Black men and women valued marriage, therefore the foundation for a community was solid. Unlike the 70 percent or higher out of wedlock births in Detroit MI, black men and black women during the BWS era married and sustained their families. Black women and children didn’t just survive but thrived in that community. Some of those black women didn’t have to work which was unheard of during those times. The men provided and created their own occupations. Where there was a void, they stepped up and filled it. They were self contained and self sufficient. They protected and policed their own citizens. They didn’t allow their community to descend into violence and chaos. It was patriarchal, however, there was a level of reciprocity involved. Unlike the black communities today in which the single black women is the sole head of the household in a fractured community. The men rarely marry the women they impregnate, but instead leave a wake of children living in poverty and despair. The talented few, especially black men, will leave and export their wealth and property to non black women while the black community ie, black women and children are left to fend for themselves. Ironically, with all the think pieces, hand wringing and cries about the lack of generational wealth within the black community today, why isn’t there any accountability held for black males and their 25% percent defection from black women and children. Why lament the lack of generational wealth and sit and watch black males export their wealth and property to communities outside the black community. Is the black community waiting on reparations to do all the heavy lifting? I hate to bust these lies up but, no amount of reparations will turn this tide of black generational wealth. Reparations will not provide any tangible effect because the wealth will not stay within the black community. This has been my critique of reparations as a whole, but that’s another topic for later.

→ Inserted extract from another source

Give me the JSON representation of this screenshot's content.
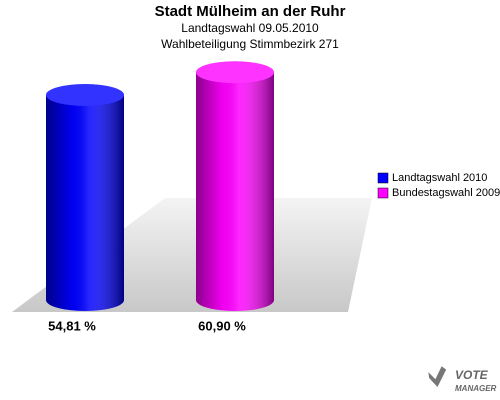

My message is the same for black women. You need to head for the exit sign. Don’t wait for this tide to turn. Reparations or not, it’s a bandaide fix for something that is gangrenous. Black women can not afford to be the lone fixer upper while the other component of the black community has abdicated his role as a true patriarch.
The black community loves to talk about an utopian city full of black people, but they have no interest in doing the hard work in recreating another Black Wall Street. There isn't any sense of provision protection and problem solving to create a community in which divested black women or any woman would feel safe to live freely. Just more trauma bonding and talk. It’s more imperative to get out now. If you have been paying attention…the violence in these cities is horrific. Senseless killings of black women, children and babies by the hands of black males all over the country. Unfortunately, It’s going to get worse.